You've cited too that "The best relationship is with someone with whom you don't have a personal interest." Well, my point of view about it is be with somebody who's rather a friend than a lover. A friend whom you can show who you really are. Somebody who will accept you. Cause sometimes, when we are into a relationship, we normally put our best foot forward just to get their attention. To achieve our personal desire, our personal interest which may eventually result to inconsistency on our part.

Tessa Schlesinger on May 25, 2018:

Hi Glen, I posted a response and I don't know if it went amiss or you chose not to post it. In any event, I got divorced 31 years ago and have never been near a man since.

If you google it, you will see that most women regard relationships as too much work for too little reward. In all respects, they do most of the work. That has been shown by many studies. At a certain point, they must walk out.

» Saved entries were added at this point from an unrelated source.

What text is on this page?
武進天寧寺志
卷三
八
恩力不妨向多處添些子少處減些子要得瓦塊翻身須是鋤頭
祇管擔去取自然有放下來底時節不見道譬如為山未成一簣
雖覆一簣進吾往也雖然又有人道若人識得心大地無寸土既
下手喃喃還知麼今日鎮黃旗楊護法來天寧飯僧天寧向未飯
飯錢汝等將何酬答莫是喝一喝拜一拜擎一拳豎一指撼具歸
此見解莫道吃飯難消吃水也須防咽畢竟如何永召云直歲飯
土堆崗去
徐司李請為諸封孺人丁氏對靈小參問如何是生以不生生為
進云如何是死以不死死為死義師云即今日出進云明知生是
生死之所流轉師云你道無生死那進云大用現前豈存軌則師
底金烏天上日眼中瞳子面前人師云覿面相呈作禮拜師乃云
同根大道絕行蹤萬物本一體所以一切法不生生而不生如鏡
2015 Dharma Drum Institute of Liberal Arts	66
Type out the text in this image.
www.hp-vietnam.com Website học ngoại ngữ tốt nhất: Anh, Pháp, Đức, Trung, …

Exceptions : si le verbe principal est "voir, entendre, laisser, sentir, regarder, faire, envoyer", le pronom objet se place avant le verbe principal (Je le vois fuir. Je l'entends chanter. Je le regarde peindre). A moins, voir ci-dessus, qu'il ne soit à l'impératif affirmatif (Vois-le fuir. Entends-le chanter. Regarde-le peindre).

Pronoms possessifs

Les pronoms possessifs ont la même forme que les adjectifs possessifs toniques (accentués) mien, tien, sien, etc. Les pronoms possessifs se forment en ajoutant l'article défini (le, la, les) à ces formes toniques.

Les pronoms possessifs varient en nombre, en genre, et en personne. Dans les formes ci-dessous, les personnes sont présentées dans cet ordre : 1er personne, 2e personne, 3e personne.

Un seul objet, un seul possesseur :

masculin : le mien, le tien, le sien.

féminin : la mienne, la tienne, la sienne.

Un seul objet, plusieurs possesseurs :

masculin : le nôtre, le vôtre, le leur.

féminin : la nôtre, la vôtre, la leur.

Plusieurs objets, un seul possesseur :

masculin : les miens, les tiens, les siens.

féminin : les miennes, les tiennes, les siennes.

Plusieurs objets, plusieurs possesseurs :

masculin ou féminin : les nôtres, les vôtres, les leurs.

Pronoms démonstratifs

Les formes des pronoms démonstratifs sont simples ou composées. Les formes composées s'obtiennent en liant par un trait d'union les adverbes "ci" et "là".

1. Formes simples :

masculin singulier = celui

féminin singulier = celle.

Glenn Stok (author) from Long Island, NY on May 25, 2018:

Thanks Dora. I’m sure both men and women can develop an appreciation for one another.

Dora Weithers from The Caribbean on May 25, 2018:

Not a man, but I get your "best relationship" concept. Appreciation, not only interest, can form the base for a meaningful relationship. Good counsel altogether.

Glenn Stok (author) from Long Island, NY on May 25, 2018:

Tessa, Even though you feel the way you do, I have to give you credit for making that commitment.

Emotions can be a heavy burden, but hopefully as time goes on and you both experience life as a team, you might discover it worth it after all.

Tessa Schlesinger on May 25, 2018:

I have to say that your title caught my eye. Speaking as a woman who was only married for 5 years (and there was absolutely nothing in it for me), it's not an institution I would try again.

I just don't think the 'rewards' are worth the effort.

I would rather be on my own than have to carry a man emotionally.